HKN
HKN

Reputation: 228

Pulling out valid twitter names using re module in Python

1. Background info

I have string which contains valid and invalid twitter user names as such:

@moondra2017.org,@moondra,Python@moondra,@moondra_python

In the above string, @moondra and @moondra_python are valid usernames.

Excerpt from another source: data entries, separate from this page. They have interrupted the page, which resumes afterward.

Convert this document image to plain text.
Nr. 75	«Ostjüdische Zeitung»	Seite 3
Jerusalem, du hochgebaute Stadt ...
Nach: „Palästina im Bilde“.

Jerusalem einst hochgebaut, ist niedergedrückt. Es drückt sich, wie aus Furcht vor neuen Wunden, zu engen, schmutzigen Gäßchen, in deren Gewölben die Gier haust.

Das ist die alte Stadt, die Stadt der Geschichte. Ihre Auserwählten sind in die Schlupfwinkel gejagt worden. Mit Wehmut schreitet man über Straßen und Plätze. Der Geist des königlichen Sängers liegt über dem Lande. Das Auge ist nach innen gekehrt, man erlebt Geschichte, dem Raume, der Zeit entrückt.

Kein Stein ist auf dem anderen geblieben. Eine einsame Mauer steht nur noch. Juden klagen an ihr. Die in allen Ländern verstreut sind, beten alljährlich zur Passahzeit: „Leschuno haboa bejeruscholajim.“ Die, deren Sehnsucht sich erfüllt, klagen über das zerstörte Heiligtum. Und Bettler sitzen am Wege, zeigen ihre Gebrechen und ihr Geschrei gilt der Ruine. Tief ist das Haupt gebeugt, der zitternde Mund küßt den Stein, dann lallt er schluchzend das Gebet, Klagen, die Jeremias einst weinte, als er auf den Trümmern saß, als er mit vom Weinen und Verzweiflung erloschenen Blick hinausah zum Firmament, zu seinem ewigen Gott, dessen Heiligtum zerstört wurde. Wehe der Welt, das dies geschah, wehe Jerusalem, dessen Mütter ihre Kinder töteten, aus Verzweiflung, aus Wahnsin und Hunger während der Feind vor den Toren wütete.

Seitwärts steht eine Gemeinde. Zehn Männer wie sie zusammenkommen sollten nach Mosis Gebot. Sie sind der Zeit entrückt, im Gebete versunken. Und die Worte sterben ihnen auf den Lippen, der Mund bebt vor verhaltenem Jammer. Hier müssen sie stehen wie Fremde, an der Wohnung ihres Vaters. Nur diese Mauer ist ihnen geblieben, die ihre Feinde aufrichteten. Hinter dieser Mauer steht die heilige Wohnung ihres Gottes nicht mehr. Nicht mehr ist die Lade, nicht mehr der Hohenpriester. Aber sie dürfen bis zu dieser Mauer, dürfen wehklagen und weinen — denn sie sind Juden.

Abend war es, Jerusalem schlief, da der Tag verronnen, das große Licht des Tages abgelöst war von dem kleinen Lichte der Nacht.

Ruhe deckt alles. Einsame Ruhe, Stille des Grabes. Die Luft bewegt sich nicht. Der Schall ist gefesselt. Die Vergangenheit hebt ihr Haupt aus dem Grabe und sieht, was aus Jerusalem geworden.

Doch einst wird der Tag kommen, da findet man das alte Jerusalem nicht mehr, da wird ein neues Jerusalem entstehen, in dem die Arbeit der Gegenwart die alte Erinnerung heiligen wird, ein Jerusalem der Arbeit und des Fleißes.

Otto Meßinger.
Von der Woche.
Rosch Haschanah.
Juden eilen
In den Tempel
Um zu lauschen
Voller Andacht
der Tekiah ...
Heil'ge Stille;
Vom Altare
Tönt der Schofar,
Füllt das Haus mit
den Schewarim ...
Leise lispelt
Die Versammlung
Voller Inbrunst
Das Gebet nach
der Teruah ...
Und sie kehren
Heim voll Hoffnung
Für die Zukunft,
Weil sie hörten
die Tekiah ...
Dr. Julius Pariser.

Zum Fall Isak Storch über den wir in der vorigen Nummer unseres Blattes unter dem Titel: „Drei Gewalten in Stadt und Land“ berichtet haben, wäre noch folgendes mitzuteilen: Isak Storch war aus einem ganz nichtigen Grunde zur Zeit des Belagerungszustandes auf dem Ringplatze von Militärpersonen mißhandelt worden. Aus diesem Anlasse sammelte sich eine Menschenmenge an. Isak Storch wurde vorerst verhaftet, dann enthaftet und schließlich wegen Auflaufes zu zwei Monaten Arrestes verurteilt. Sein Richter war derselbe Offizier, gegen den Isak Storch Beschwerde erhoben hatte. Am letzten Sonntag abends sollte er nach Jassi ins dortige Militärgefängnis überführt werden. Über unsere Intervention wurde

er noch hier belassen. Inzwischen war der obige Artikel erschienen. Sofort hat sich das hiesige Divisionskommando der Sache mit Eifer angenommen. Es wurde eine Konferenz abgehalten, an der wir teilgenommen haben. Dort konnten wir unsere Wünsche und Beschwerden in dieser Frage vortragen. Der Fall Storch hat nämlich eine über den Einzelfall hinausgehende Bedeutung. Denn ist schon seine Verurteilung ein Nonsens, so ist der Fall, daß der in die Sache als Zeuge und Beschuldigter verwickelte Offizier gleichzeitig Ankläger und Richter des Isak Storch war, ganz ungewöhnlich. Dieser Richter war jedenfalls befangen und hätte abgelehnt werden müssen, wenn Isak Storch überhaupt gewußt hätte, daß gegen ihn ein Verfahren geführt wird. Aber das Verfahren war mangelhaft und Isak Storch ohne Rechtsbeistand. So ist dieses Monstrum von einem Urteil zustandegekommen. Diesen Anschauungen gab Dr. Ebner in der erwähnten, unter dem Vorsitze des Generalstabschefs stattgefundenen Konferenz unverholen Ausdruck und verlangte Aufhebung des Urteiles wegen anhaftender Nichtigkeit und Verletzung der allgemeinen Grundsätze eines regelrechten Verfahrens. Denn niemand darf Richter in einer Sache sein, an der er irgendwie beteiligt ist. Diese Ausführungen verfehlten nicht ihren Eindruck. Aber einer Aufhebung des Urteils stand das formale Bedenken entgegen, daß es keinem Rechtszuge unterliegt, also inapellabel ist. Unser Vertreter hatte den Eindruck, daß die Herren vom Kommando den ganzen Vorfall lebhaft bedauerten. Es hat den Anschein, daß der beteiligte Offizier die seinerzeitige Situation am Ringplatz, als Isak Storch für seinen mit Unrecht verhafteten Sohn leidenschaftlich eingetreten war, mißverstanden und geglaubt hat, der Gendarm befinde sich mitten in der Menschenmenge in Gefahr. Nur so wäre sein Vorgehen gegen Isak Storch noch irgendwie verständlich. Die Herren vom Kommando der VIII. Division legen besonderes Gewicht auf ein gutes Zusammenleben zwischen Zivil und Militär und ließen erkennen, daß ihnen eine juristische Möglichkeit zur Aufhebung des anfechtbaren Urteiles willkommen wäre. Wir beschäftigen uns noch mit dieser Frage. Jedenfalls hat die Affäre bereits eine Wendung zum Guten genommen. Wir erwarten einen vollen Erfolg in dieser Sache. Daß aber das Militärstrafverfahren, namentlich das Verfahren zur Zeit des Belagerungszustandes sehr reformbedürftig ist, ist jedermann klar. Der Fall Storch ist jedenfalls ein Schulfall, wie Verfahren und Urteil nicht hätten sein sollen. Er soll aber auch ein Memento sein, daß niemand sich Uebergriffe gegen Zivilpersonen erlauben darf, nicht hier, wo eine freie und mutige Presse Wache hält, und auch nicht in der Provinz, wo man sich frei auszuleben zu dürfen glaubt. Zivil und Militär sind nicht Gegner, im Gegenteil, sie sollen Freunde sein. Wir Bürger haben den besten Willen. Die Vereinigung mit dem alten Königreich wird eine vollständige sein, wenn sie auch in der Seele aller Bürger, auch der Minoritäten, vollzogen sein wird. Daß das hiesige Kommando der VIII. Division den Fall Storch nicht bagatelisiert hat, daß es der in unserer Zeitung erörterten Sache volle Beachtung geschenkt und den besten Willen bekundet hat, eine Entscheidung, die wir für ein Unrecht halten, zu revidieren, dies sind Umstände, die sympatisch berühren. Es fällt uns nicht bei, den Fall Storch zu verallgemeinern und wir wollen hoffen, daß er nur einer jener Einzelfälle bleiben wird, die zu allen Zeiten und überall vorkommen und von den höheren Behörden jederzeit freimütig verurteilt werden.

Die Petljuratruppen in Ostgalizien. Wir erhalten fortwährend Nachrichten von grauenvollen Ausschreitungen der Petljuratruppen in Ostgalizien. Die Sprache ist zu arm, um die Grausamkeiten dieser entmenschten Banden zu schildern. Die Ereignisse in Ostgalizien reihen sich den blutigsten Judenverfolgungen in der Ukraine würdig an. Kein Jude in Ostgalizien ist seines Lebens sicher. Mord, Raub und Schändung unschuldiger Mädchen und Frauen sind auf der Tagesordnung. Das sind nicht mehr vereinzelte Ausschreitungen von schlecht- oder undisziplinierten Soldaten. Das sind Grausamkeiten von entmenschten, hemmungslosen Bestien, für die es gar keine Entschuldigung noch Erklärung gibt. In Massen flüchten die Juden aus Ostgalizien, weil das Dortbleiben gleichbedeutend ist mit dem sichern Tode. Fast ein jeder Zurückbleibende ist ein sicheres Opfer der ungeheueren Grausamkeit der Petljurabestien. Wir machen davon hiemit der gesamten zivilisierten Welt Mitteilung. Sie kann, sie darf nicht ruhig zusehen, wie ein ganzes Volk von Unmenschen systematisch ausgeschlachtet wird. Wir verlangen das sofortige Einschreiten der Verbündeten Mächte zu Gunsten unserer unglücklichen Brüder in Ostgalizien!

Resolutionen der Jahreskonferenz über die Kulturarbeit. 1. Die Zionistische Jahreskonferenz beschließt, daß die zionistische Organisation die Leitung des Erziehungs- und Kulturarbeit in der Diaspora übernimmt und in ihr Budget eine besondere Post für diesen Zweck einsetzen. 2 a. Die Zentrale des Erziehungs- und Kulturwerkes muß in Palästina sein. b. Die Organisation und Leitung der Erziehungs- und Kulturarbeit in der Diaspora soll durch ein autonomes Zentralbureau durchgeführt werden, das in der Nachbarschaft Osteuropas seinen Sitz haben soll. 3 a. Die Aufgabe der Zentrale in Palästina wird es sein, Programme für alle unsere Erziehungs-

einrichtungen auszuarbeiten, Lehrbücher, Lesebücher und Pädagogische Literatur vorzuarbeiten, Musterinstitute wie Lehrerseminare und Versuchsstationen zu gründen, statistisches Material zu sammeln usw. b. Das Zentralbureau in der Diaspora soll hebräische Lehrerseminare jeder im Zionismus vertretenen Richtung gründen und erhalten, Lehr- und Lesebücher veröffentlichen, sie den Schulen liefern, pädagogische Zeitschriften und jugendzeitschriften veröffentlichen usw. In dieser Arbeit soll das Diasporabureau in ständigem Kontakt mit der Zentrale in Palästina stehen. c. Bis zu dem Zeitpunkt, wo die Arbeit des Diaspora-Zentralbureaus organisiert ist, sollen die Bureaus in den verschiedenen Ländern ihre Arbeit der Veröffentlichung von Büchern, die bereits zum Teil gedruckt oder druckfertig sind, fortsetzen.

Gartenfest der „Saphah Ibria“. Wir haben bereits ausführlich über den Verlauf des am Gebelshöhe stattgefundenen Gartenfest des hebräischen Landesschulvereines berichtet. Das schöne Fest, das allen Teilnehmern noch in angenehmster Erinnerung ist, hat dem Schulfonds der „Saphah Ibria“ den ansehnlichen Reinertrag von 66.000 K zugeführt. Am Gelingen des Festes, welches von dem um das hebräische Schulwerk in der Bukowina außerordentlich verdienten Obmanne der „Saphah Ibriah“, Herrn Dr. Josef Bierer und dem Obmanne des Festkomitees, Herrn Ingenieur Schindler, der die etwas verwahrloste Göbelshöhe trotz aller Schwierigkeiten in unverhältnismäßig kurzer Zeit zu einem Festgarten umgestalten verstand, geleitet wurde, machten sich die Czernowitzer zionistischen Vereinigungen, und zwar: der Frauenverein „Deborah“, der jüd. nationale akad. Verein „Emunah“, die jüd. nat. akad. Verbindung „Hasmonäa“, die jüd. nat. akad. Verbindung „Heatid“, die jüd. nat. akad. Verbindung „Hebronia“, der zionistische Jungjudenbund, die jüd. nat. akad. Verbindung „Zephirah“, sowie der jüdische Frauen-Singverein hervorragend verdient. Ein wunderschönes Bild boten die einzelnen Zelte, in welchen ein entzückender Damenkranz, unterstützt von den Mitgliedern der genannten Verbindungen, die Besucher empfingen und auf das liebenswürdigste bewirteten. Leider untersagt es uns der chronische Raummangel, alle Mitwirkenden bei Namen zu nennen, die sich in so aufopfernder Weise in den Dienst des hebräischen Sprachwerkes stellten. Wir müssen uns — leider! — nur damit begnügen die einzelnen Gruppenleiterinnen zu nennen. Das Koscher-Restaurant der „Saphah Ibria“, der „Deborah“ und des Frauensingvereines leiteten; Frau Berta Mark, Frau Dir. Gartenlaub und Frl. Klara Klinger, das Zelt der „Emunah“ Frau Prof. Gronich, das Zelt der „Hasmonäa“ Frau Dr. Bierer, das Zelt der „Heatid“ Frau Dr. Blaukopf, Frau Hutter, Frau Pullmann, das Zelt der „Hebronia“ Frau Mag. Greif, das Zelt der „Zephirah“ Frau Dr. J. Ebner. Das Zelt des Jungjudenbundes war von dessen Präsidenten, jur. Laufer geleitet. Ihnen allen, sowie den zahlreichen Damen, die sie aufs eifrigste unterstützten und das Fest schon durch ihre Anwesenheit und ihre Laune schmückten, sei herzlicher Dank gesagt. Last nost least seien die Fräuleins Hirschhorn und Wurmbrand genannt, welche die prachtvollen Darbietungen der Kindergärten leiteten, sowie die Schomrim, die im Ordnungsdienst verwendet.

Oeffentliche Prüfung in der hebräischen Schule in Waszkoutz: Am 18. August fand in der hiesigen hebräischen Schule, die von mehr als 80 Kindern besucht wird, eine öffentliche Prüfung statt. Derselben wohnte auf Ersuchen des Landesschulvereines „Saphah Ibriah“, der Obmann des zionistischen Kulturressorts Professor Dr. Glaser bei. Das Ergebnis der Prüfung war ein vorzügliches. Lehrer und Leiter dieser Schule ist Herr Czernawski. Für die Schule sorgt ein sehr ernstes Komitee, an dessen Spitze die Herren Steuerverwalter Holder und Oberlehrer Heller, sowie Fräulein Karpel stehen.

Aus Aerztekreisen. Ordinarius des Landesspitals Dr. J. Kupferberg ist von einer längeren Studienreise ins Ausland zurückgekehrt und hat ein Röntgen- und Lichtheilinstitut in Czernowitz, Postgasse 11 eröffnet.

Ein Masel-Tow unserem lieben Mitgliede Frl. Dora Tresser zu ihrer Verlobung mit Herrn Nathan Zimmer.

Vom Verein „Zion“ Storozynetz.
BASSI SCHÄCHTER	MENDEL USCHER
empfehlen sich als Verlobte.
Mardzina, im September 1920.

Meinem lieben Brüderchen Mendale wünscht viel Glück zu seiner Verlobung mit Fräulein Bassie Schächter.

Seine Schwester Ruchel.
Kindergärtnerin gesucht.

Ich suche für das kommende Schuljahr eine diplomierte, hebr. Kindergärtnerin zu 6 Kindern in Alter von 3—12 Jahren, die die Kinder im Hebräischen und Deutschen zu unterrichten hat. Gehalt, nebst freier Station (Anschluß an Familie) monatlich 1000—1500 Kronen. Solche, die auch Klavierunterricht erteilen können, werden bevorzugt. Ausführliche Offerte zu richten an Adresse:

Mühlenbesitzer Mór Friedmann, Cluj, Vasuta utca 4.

The rest are not.

1.1 Goal

By using \b and/or \B as a part of regex pattern, I need to extract the valid usernames.

P.S I must use \b and/or \B as the part of the regex, that is part of this goal.

2. My Failed Attempt

import re

# (in)valid twitter user names
un1 = '@moondra2017.org' # invalid
un2 = '@moondra'        # << valid, we want this
un3 = 'Python@moondra'   # invalid
un4 = '@moondra_python' # << validwe want this

string23 = f'{un1},{un2},{un3},{un4}'

pattern = re.compile(r'(?:\B@\w+\b(?:[,])|\B@\w+\b)')  # ??
print('10:', re.findall(pattern, string23))  # line 10

2.1 Observed: The above code prints:

10: ['@moondra2017', '@moondra,', '@moondra_python'] # incorrect

2.2 Expected:

10: ['@moondra', '@moondra_python'] # correct

Upvotes: 1

Views: 46

Answers (1)

Wiktor Stribiżew
Wiktor Stribiżew

Reputation: 627607

I will answer assuming that the mentions are always in the format as shown above, comma-separated.

Then, to match the end of a mention, you need to use a comma boundary, (?![^,]) or a less efficient but online tester friendly (?=,|$).

pattern = re.compile(r'\B@\w+\b(?![^,])')
pattern = re.compile(r'\B@\w+\b(?=,|$)')

See the regex demo and the Python demo

Details

  • \B - a non-word boundary, there must be start of string or a non-word char immediately to the left of the current location
  • @ - a @ char
  • \w+ - 1+ word chars (letters, digits or _)
  • \b - a word boundary (the next char should be a non-word char or end of string)
  • (?![^,]) - the next char cannot be a char different from , (so it should be , or end of string).

Upvotes: 2

Related Questions